As anyone who follows this sport knows, figure skating lives at the intersection of athletics and artistry. That makes it one of the Olympics’ most crowd-pleasing spectacles—but also one that’s frustratingly subjective. That subjectivity has at times made scores vulnerable to collusion amongst judges. The most notable example came at the 2002 Olympics, when a judge admitted to being pressured to place a specific pairs couple in first, before recanting her statement. A new scoring system was created as a result of the controversy, which includes base values assigned to every element. But while much more math is involved now, even the updated system isn’t bulletproof; it came under scrutiny in 2014, when frontrunner Yuna Kim came in second to Adelina Sotnikova.
If skating’s history weren’t enough to make some side-eye yesterday’s ice dancing scores, there’s the added drama of who bested Chock and Bates: the newly formed French couple Laurence Fournier Beaudry and Guillaume Cizeron, who got a fractionally higher score of 90.18 for their dance to Madonna’s “Vogue.” Beaudry and Cizeron, who first teamed up last March, entered the Games amid a swirl of controversy regarding both of their past partners. According to former Olympian Adam Rippon in Netflix’s new three-part docuseries on ice dancing, Glitter and Gold, there’s something “sinister” surrounding the couple.
Cizeron is the reigning 2022 Olympic champion; he won gold with Gabriella Papadakis. But the two retired after Beijing—or at least, Papadakis did. In the docuseries, Cizeron says he returned to skating and partnered up with his friend Beaudry because he “missed competing and the adrenaline rush.” Yet in January, Papadakis released a memoir, So as Not to Disappear, in which she alleges that her split with Cizeron was less than amicable. She claims Cizeron was “controlling,” “demanding,” and “critical” during the partnership. Cizeron has denied the allegations, calling them a “smear campaign,” and stating that their “relationship was built on equal collaboration and marked by success and mutual support.”
Beaudry, meanwhile, started off skating with her former partner and current boyfriend, Nikolaj Sørensen, in 2012. The couple originally competed for Denmark, but represented Canada in the 2022 Olympics, where they finished ninth. In 2024, Sørensen was investigated for the alleged sexual assault of a figure skating coach and former skater. The investigation led Canada’s Office of Sport Integrity to suspend Sørensen for sexual maltreatment. (Sørensen has denied the allegations.) As a result, Beaudry had to find a new partner. In the docuseries, she addresses the fallout: “I never really publicly discuss about how much damage it’s created,” she says. Sørensen later appealed his suspension, and it was overturned last June, though the case is still pending.
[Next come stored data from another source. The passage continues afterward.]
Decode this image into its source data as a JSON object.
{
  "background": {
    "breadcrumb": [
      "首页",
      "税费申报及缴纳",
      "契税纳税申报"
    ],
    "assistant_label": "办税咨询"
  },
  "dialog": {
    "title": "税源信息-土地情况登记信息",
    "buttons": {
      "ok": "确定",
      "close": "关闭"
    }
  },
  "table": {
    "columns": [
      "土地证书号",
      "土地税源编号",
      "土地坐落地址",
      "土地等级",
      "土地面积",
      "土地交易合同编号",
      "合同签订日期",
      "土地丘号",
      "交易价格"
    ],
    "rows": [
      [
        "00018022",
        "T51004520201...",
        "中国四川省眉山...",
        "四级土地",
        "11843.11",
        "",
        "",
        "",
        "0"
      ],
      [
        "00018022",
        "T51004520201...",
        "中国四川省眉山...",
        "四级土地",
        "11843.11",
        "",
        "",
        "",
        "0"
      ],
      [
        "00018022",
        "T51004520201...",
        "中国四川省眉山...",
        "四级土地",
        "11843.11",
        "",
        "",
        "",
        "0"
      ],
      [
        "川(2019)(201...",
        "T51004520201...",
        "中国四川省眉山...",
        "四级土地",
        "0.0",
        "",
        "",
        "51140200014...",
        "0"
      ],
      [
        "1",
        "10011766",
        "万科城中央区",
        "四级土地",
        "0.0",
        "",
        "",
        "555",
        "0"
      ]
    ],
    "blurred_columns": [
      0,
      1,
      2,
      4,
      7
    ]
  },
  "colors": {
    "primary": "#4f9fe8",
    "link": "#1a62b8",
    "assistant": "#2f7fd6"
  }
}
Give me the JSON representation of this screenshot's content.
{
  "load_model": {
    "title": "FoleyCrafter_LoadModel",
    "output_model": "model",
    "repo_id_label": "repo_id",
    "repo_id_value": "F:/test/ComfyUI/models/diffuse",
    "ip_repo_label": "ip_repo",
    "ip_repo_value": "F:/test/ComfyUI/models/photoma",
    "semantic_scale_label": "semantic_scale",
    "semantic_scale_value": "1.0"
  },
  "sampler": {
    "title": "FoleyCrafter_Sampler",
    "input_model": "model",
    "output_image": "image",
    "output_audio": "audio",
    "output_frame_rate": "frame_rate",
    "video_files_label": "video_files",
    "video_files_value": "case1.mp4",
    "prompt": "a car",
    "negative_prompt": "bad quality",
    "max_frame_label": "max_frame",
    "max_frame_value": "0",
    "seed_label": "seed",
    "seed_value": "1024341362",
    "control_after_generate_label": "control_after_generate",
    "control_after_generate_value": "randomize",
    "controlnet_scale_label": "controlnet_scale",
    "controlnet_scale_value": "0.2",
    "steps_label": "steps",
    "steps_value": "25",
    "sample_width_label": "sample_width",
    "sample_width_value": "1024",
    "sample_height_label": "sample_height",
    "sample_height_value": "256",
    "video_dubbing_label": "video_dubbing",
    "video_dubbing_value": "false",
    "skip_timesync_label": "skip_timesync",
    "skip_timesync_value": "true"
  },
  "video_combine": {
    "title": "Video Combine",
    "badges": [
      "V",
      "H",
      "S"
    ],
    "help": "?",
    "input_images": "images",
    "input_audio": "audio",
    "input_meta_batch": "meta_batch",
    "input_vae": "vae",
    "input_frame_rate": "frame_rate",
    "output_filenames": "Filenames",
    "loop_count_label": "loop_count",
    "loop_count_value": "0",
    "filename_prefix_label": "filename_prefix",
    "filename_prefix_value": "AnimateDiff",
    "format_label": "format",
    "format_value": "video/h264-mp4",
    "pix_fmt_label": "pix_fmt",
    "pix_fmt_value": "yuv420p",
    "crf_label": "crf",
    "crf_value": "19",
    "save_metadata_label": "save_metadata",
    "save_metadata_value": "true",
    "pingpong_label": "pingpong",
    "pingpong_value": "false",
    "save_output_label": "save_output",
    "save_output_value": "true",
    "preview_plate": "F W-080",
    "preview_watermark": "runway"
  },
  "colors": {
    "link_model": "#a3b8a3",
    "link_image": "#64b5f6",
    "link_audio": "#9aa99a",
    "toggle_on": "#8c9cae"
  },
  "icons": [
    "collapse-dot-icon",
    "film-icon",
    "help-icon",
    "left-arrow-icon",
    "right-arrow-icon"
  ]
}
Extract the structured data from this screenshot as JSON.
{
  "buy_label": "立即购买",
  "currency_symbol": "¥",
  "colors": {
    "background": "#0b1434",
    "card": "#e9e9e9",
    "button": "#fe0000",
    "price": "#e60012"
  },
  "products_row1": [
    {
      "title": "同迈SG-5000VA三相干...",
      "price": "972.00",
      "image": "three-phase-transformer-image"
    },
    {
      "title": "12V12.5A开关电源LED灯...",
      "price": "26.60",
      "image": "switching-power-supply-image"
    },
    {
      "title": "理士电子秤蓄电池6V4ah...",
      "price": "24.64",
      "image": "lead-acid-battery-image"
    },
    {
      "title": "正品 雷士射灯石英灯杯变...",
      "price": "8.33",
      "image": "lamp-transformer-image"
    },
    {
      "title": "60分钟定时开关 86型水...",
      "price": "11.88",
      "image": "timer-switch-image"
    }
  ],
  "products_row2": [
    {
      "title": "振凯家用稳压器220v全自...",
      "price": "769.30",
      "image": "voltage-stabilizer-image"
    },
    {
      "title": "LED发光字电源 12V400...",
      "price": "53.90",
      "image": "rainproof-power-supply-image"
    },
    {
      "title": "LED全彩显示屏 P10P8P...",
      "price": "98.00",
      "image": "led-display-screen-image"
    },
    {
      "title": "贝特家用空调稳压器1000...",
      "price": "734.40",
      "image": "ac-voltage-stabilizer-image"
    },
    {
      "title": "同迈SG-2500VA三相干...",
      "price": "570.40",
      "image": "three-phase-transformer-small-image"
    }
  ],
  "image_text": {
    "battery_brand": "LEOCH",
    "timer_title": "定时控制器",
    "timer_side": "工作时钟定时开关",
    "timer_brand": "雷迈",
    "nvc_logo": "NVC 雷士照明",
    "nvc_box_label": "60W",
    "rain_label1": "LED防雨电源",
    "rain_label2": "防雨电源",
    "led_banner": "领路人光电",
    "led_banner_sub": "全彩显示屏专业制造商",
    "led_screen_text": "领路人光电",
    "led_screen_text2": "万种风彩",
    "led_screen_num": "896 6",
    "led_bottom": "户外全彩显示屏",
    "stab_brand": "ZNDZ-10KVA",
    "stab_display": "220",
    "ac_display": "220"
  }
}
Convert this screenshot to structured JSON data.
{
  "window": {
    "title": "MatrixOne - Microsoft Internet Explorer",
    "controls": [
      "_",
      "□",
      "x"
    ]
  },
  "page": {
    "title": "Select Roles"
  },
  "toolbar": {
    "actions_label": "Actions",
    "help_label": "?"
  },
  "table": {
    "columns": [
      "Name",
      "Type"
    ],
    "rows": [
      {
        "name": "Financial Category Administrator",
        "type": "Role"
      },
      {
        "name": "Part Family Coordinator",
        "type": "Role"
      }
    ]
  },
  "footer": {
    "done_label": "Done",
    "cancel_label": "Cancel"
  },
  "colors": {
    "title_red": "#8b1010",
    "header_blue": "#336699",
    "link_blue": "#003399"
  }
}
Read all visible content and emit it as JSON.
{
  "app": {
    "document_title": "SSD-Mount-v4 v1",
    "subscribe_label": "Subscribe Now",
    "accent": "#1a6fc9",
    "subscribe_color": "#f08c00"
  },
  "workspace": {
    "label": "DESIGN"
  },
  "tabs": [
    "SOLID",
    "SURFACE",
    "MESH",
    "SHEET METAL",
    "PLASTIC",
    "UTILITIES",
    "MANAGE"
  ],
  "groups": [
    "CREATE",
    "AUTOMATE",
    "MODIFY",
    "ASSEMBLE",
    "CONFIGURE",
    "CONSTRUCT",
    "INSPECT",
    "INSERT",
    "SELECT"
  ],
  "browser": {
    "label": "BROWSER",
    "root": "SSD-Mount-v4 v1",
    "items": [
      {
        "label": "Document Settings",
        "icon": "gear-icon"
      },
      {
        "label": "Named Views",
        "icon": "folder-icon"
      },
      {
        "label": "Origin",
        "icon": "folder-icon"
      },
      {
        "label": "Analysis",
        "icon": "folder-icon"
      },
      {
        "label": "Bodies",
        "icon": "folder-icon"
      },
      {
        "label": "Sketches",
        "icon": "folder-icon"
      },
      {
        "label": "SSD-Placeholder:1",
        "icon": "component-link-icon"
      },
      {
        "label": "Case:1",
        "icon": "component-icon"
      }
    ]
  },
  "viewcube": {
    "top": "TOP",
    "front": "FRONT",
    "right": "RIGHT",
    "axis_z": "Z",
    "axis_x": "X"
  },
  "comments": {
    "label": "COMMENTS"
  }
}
Chock and Bates have indicated that these Olympics will likely be their last, and they’re locked in to get the gold medal, which has so far eluded them. Asked about her mindset going into tomorrow’s competition, Chock showed no signs of backing down, telling reporters, “The game is always on. You should know us by now.” As for Beaudry and Cizeron, they’re doing everything they can to shut out the noise. “We love skating, and we love skating together, and this is what we’re focusing on,” Cizeron said.
Wednesday’s stakes are high all around. For one couple, winning will fulfill a dream 15 years in the making. For the other, it may offer the redemption they still seem to be seeking. And then there’s always option number three: another pair winning altogether, which might just create a skating scandal for the ages.